Families of victims of the 2001 and 1993 World Trade Center attacks began reading names Friday at ground zero.
President Barack Obama and first lady Michelle Obama stepped out of the White House at 8:46 a.m. to observe a moment of silence.
Nereida Valle carried a photo of her daughter, Nereida DeJesus, who was 31 and working for Aon when she died on the 98th floor of the south tower.
Says the mother at ground zero: "I feel her every day."
In Pennsylvania, the names of passengers and crew killed in the hijacking of United Flight 93 were also read as bells also tolled in their honor. Hundreds gathered for the ceremony to honor the 33 passengers and seven crew members aboard the flight brought down near Shanksville, Pennsylvania.

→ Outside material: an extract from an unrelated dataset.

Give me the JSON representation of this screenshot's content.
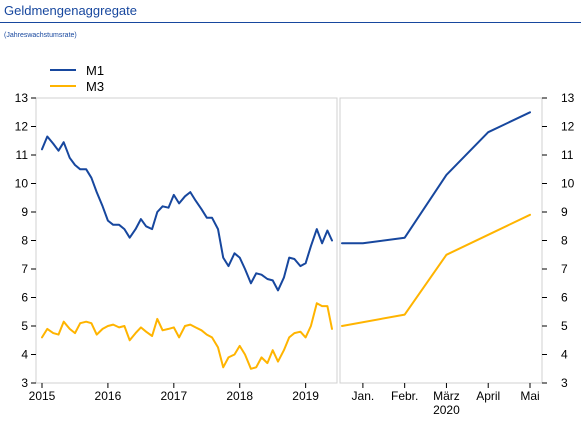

Flight 93 was headed from Newark, New Jersey, to San Francisco when it was hijacked with the likely goal of crashing it into the White House or Capitol. A passenger revolt ended with it going down in a Pennsylvania field.
Ben Mecham of Johnstown, Pennsylvania, brought his 7-year-old son, Parker. Mecham says children should not think of it as just "another plane crash." Parker says he "can't believe" that people were so brave.
Secretary of State John Kerry took time to honor both those who died in the terror attacks 14 years ago, as well as the four Americans killed on Sept. 11, 2012, at a U.S. diplomatic outpost in Benghazi, Libya.
Kerry says each "was a brave and dedicated professional ... deeply committed to service" on America's behalf, and that the anniversary should be a reminder to press on with American diplomacy. He says the United States will never be intimidated by terrorists.
The 2012 attack on a U.S. post in Benghazi killed U.S. Ambassador Christopher Stevens, foreign service officer Sean Smith, and two CIA contractors, Tyrone S. Woods and Glen Doherty.